Zarei's face, or at least half of it, an eye, an ear, part of a mouth, appeared in the doorway. "It is the name of a great warrior woman," she said, "who is in our genetic heritage."

"A legend," said Issio.

"No," said Zarei. "She was real, also very remarkable; we remember her name. She wed into our species and had children. We are descended of her, in part."

"She was daughter to the hero warrior f'Viffali, who with his people contested the invasion of the f'Gif'zi Adanai," said Sofi, sounding as if she wished to emulate f'Viffali's efforts. "Later, with her father making peace, she married the son of the leader of the f'Gif'zi, as her father married the daughter. You are descended of her?"

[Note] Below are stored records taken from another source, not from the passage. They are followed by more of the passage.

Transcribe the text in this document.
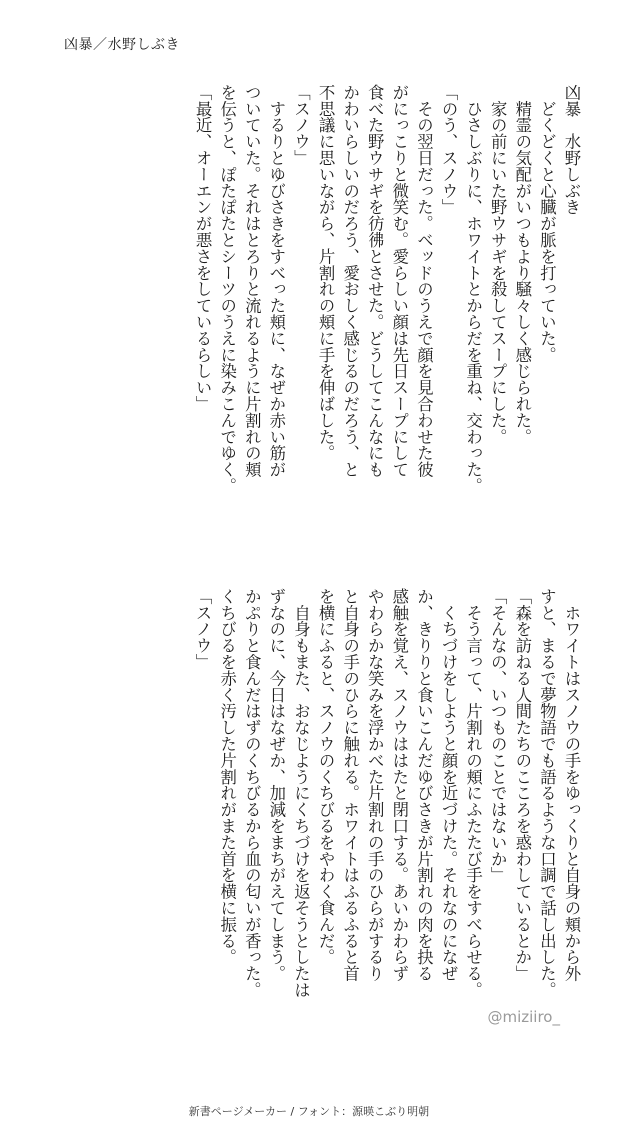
凶暴／水野しぶき
凶暴　水野しぶき
　どくどくと心臓が脈を打っていた。
　精霊の気配がいつもより騒々しく感じられた。
　家の前にいた野ウサギを殺してスープにした。
　ひさしぶりに、ホワイトとからだを重ね、交わった。
「のう、スノウ」
　その翌日だった。ベッドのうえで顔を見合わせた彼
がにっこりと微笑む。愛らしい顔は先日スープにして
食べた野ウサギを彷彿とさせた。どうしてこんなにも
かわいらしいのだろう、愛おしく感じるのだろう、と
不思議に思いながら、片割れの頬に手を伸ばした。
「スノウ」
　するりとゆびさきをすべった頬に、なぜか赤い筋が
ついていた。それはとろりと流れるように片割れの頬
を伝うと、ぽたぽたとシーツのうえに染みこんでゆく。
「最近、オーエンが悪さをしているらしい」
　ホワイトはスノウの手をゆっくりと自身の頬から外
すと、まるで夢物語でも語るような口調で話し出した。
「森を訪ねる人間たちのこころを惑わしているとか」
「そんなの、いつものことではないか」
　そう言って、片割れの頬にふたたび手をすべらせる。
　くちづけをしようと顔を近づけた。それなのになぜ
か、きりりと食いこんだゆびさきが片割れの肉を抉る
感触を覚え、スノウははたと閉口する。あいかわらず
やわらかな笑みを浮かべた片割れの手のひらがするり
と自身の手のひらに触れる。ホワイトはふるふると首
を横にふると、スノウのくちびるをやわく食んだ。
　自身もまた、おなじようにくちづけを返そうとしたは
ずなのに、今日はなぜか、加減をまちがえてしまう。
かぷりと食んだはずのくちびるから血の匂いが香った。
くちびるを赤く汚した片割れがまた首を横に振る。
「スノウ」
@miziiro_
新書ページメーカー / フォント：源暎こぶり明朝
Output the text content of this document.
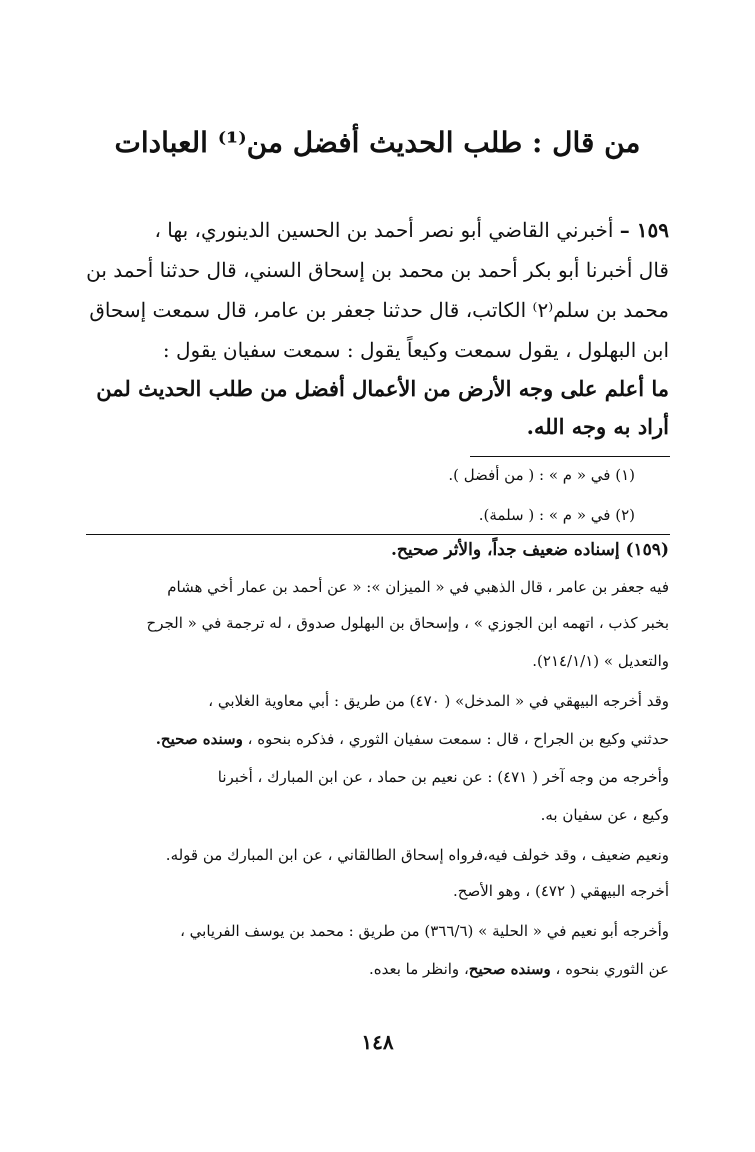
من قال : طلب الحديث أفضل من⁽¹⁾ العبادات
١٥٩ – أخبرني القاضي أبو نصر أحمد بن الحسين الدينوري، بها ،
قال أخبرنا أبو بكر أحمد بن محمد بن إسحاق السني، قال حدثنا أحمد بن
محمد بن سلم⁽٢⁾ الكاتب، قال حدثنا جعفر بن عامر، قال سمعت إسحاق
ابن البهلول ، يقول سمعت وكيعاً يقول : سمعت سفيان يقول :
ما أعلم على وجه الأرض من الأعمال أفضل من طلب الحديث لمن
أراد به وجه الله.
(١) في « م » : ( من أفضل ).
(٢) في « م » : ( سلمة).
(١٥٩) إسناده ضعيف جداً، والأثر صحيح.
فيه جعفر بن عامر ، قال الذهبي في « الميزان »: « عن أحمد بن عمار أخي هشام
بخبر كذب ، اتهمه ابن الجوزي » ، وإسحاق بن البهلول صدوق ، له ترجمة في « الجرح
والتعديل » (٢١٤/١/١).
وقد أخرجه البيهقي في « المدخل» ( ٤٧٠) من طريق : أبي معاوية الغلابي ،
حدثني وكيع بن الجراح ، قال : سمعت سفيان الثوري ، فذكره بنحوه ، وسنده صحيح.
وأخرجه من وجه آخر ( ٤٧١) : عن نعيم بن حماد ، عن ابن المبارك ، أخبرنا
وكيع ، عن سفيان به.
ونعيم ضعيف ، وقد خولف فيه،فرواه إسحاق الطالقاني ، عن ابن المبارك من قوله.
أخرجه البيهقي ( ٤٧٢) ، وهو الأصح.
وأخرجه أبو نعيم في « الحلية » (٣٦٦/٦) من طريق : محمد بن يوسف الفريابي ،
عن الثوري بنحوه ، وسنده صحيح، وانظر ما بعده.
١٤٨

"You also," said Zarei, both eyes now visible around the door frame.

These were names Jared remembered well from his translation of the Gif'zi manuscript, which had turned out to be an account of ancient legends, Zamuaon dealings with supernatural invaders, considered by some to be gods and others to be magical beings of unknown origin. They had come out of the sky, Jared remembered, his interest caught. He had considered it mythology; he looked with interest at Zarei, who claimed actual descent from these beings.

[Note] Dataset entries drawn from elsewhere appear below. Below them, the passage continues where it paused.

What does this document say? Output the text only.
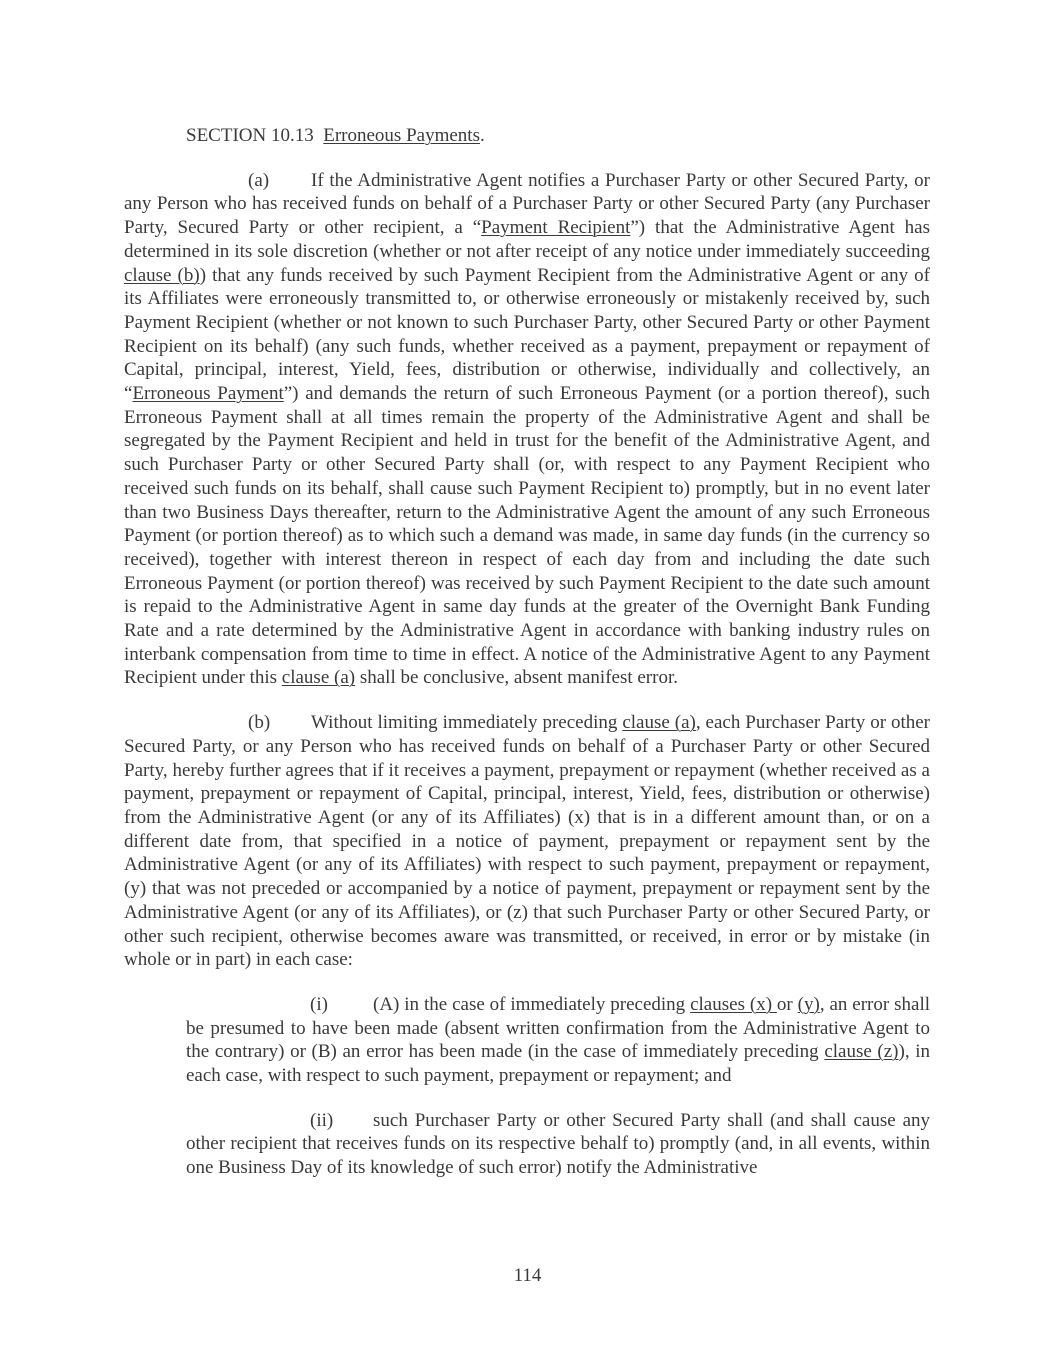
SECTION 10.13 Erroneous Payments.

(a) If the Administrative Agent notifies a Purchaser Party or other Secured Party, or any Person who has received funds on behalf of a Purchaser Party or other Secured Party (any Purchaser Party, Secured Party or other recipient, a “Payment Recipient”) that the Administrative Agent has determined in its sole discretion (whether or not after receipt of any notice under immediately succeeding clause (b)) that any funds received by such Payment Recipient from the Administrative Agent or any of its Affiliates were erroneously transmitted to, or otherwise erroneously or mistakenly received by, such Payment Recipient (whether or not known to such Purchaser Party, other Secured Party or other Payment Recipient on its behalf) (any such funds, whether received as a payment, prepayment or repayment of Capital, principal, interest, Yield, fees, distribution or otherwise, individually and collectively, an “Erroneous Payment”) and demands the return of such Erroneous Payment (or a portion thereof), such Erroneous Payment shall at all times remain the property of the Administrative Agent and shall be segregated by the Payment Recipient and held in trust for the benefit of the Administrative Agent, and such Purchaser Party or other Secured Party shall (or, with respect to any Payment Recipient who received such funds on its behalf, shall cause such Payment Recipient to) promptly, but in no event later than two Business Days thereafter, return to the Administrative Agent the amount of any such Erroneous Payment (or portion thereof) as to which such a demand was made, in same day funds (in the currency so received), together with interest thereon in respect of each day from and including the date such Erroneous Payment (or portion thereof) was received by such Payment Recipient to the date such amount is repaid to the Administrative Agent in same day funds at the greater of the Overnight Bank Funding Rate and a rate determined by the Administrative Agent in accordance with banking industry rules on interbank compensation from time to time in effect. A notice of the Administrative Agent to any Payment Recipient under this clause (a) shall be conclusive, absent manifest error.

(b) Without limiting immediately preceding clause (a), each Purchaser Party or other Secured Party, or any Person who has received funds on behalf of a Purchaser Party or other Secured Party, hereby further agrees that if it receives a payment, prepayment or repayment (whether received as a payment, prepayment or repayment of Capital, principal, interest, Yield, fees, distribution or otherwise) from the Administrative Agent (or any of its Affiliates) (x) that is in a different amount than, or on a different date from, that specified in a notice of payment, prepayment or repayment sent by the Administrative Agent (or any of its Affiliates) with respect to such payment, prepayment or repayment, (y) that was not preceded or accompanied by a notice of payment, prepayment or repayment sent by the Administrative Agent (or any of its Affiliates), or (z) that such Purchaser Party or other Secured Party, or other such recipient, otherwise becomes aware was transmitted, or received, in error or by mistake (in whole or in part) in each case:

(i) (A) in the case of immediately preceding clauses (x) or (y), an error shall be presumed to have been made (absent written confirmation from the Administrative Agent to the contrary) or (B) an error has been made (in the case of immediately preceding clause (z)), in each case, with respect to such payment, prepayment or repayment; and

(ii) such Purchaser Party or other Secured Party shall (and shall cause any other recipient that receives funds on its respective behalf to) promptly (and, in all events, within one Business Day of its knowledge of such error) notify the Administrative

114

Lalia tugged the end of the tail, and part of the rest of Zarei came into view, yellow flowered shirt, bright yellow pants, ankle bracelet clattering with charms, six tail rings this time, a wrist decked with yellow and hot pink and orange bangles. Zarei contemplated Sofi. Issio contemplated Sofi. Sofi contemplated the coffee cup.

"Perhaps," said Issio, with a small sigh, "your – this person – would like coffee, Sofi." She snorted, but she made no move to prevent him from getting up and finding two coffee cups, and she didn't snatch either of them away from him and fling the contents into Zarei's face, which was probably progress. Issio took the cups into the living room, where Lalia let go of Zarei's tail and sat down in the armchair, out of the way, and Zarei sank cautiously onto the very edge of the couch, looking as if she were ready to jump up and run the instant Sofi made a move.

"We probably should go and see what Ann's doing," said Cara. "She was talking about garlands playing music and dancing."

"Want to come?" Jared suggested to Gina, and she took a good look at Sofi and nodded with enthusiasm.

I'll stay and referee, Lalia assured them, and we have Issio, so they tiptoed out of the house very quietly and didn't start laughing until they got out into the street.